A luz do Sol e da Lua originalmente também emanam do brahmajyoti, que é a refulgência impessoal do Senhor. E o praṇava, ou o oṁkāra, o som transcendental encontrado no começo de cada hino védico, refere-se ao Senhor Supremo. Porque eles têm muito medo de se dirigir ao Supremo Senhor Kṛṣṇa por meio de Seus inúmeros nomes, os impersonalistas preferem vibrar o som transcendental oṁkāra. Mas eles não compreendem que o oṁkāra é a representação sonora de Kṛṣṇa. A jurisdição da consciência de Kṛṣṇa se estende por toda a parte, e quem conhece a consciência de Kṛṣṇa é abençoado. Aqueles que não conhecem Kṛṣṇa estão em ilusão, e por isso o conhecimento acerca de Kṛṣṇa é liberação, e não conhecê-lO é viver num cativeiro.
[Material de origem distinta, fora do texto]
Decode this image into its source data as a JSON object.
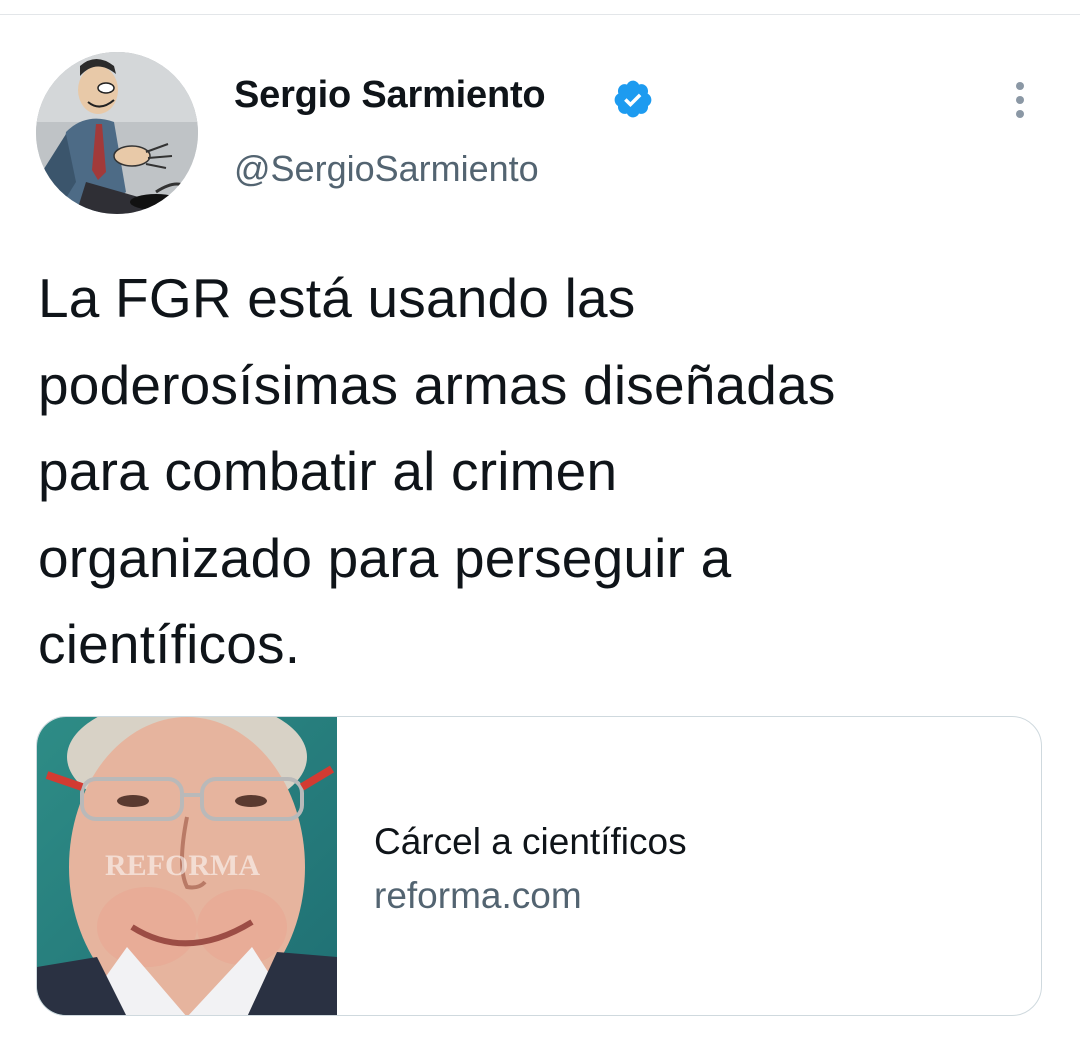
{
  "author": {
    "display_name": "Sergio Sarmiento",
    "handle": "@SergioSarmiento",
    "verified": true
  },
  "tweet": {
    "text_lines": [
      "La FGR está usando las",
      "poderosísimas armas diseñadas",
      "para combatir al crimen",
      "organizado para perseguir a",
      "científicos."
    ]
  },
  "link_card": {
    "title": "Cárcel a científicos",
    "domain": "reforma.com",
    "thumbnail_watermark": "REFORMA"
  },
  "icons": {
    "verified": "verified-badge-icon",
    "more": "more-vertical-icon"
  },
  "colors": {
    "text_primary": "#0f1419",
    "text_secondary": "#536471",
    "verified_blue": "#1d9bf0",
    "card_border": "#cfd9de"
  }
}
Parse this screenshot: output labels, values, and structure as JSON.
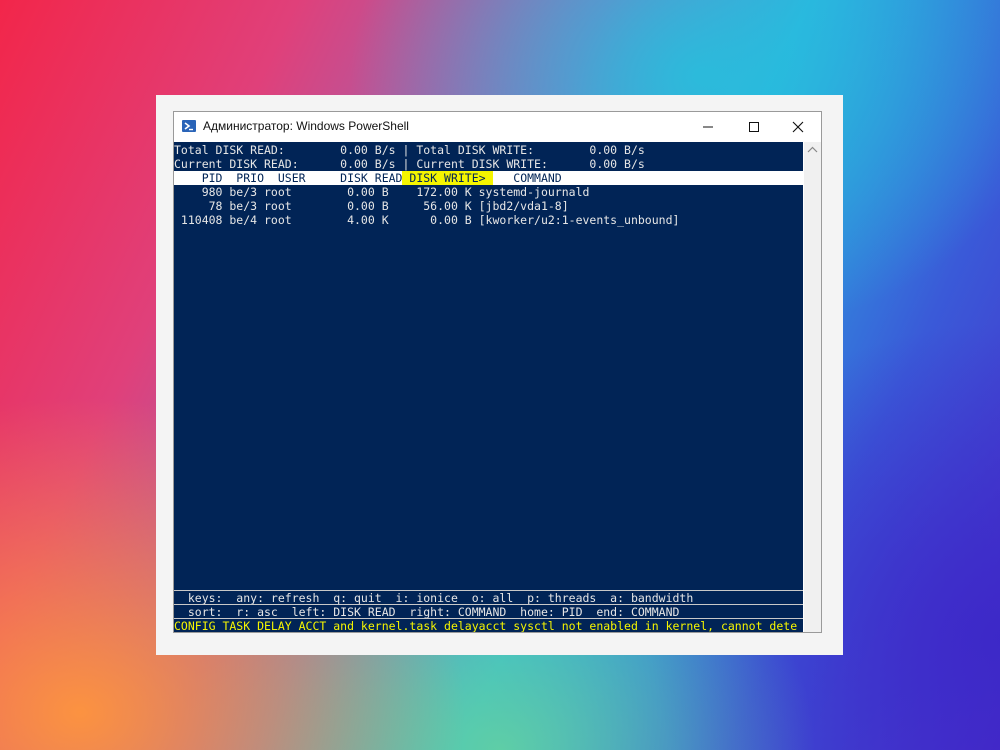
{
  "window": {
    "title": "Администратор: Windows PowerShell",
    "icon": "powershell-icon",
    "controls": [
      "minimize-icon",
      "maximize-icon",
      "close-icon"
    ]
  },
  "summary": {
    "total_read": "Total DISK READ:        0.00 B/s | Total DISK WRITE:        0.00 B/s",
    "current_read": "Current DISK READ:      0.00 B/s | Current DISK WRITE:      0.00 B/s"
  },
  "header": {
    "left": "    PID  PRIO  USER     DISK READ",
    "sorted": " DISK WRITE> ",
    "right": "   COMMAND"
  },
  "processes": [
    {
      "text": "    980 be/3 root        0.00 B    172.00 K systemd-journald"
    },
    {
      "text": "     78 be/3 root        0.00 B     56.00 K [jbd2/vda1-8]"
    },
    {
      "text": " 110408 be/4 root        4.00 K      0.00 B [kworker/u2:1-events_unbound]"
    }
  ],
  "footer": {
    "keys": "  keys:  any: refresh  q: quit  i: ionice  o: all  p: threads  a: bandwidth",
    "sort": "  sort:  r: asc  left: DISK READ  right: COMMAND  home: PID  end: COMMAND",
    "warning": "CONFIG_TASK_DELAY_ACCT and kernel.task_delayacct sysctl not enabled in kernel, cannot dete"
  },
  "colors": {
    "console_bg": "#012456",
    "highlight": "#f5f500"
  }
}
Het licht van de zon en de maan komt oorspronkelijk ook voort uit de brahma-jyoti, de onpersoonlijke gloed van de Heer. En met praṇava of oṁkāra, de transcendentale klank aan het begin van iedere Vedische hymne, wordt de Allerhoogste Heer aangesproken. Omdat de impersonalisten zo bang zijn om de Allerhoogste Heer Kṛṣṇa met Zijn onbeperkte hoeveelheid namen aan te spreken, geven ze er de voorkeur aan om het oṁkāra, de transcendentale klank, uit te spreken. Maar ze beseffen niet dat oṁkāra Kṛṣṇa is, vertegenwoordigd door geluid.

De invloedssfeer van het Kṛṣṇa-bewustzijn strekt zich over alles uit en iemand die het kent is gezegend. Zij die Kṛṣṇa niet kennen, verkeren in illusie. Zo leidt kennis over Kṛṣṇa tot bevrijding en wie geen kennis over Hem heeft, blijft door die onwetendheid gebonden.